Deberás ser capaz de trasladarles cuáles son los valores de la empresa, cómo quieres que trabajen, cuáles son los objetivos a conseguir, cuáles son los peligros que acechan… nuevamente, vas a necesitar una buena capacidad de comunicación, aunque no haya ni powerpoint, ni escenario, ni una audiencia numerosa.

6.- Para formar a otros trabajadores

A medida que adquieres experiencia, surge la necesidad en la empresa de que puedas traspasar parte de este conocimiento a las nuevas incorporaciones.

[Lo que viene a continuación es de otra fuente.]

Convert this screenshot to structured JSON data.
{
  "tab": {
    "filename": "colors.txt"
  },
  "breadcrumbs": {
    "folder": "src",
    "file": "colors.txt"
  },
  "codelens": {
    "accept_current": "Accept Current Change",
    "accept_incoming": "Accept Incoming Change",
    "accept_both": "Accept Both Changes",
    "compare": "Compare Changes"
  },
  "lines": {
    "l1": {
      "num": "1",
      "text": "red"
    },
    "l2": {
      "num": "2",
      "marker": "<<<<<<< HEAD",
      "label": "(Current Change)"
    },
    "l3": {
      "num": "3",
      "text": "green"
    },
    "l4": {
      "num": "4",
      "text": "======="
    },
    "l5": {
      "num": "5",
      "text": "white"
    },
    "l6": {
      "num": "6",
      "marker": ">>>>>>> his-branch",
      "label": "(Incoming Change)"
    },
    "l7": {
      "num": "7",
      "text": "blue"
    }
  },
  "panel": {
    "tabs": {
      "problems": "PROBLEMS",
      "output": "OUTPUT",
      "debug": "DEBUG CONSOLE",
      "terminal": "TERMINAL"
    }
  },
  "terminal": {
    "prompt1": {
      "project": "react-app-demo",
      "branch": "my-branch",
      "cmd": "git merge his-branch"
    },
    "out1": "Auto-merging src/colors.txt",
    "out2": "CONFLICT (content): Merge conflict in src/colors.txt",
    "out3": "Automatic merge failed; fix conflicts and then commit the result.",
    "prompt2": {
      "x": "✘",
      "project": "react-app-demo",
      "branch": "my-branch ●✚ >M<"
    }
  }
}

Formar a una persona tiene dos peligros: en primer lugar, es importante que el conocimiento se transfiera de forma clara y comprensible para que la otra persona pueda realizar el trabajo de forma productiva. En segundo lugar, hacer una mala formación acostumbra a traducirse en una pérdida de tiempo por tu parte: vas a tener que explicarlo probablemente más de una vez, vas a recibir un montón de dudas, y cuando a pesar de eso la otra persona lo haga mal, puede que seas tú quien tenga que salir al paso para enmendar el error.

Merece la pena saber comunicar de forma eficaz para eliminar esos dos peligros y ganar en productividad.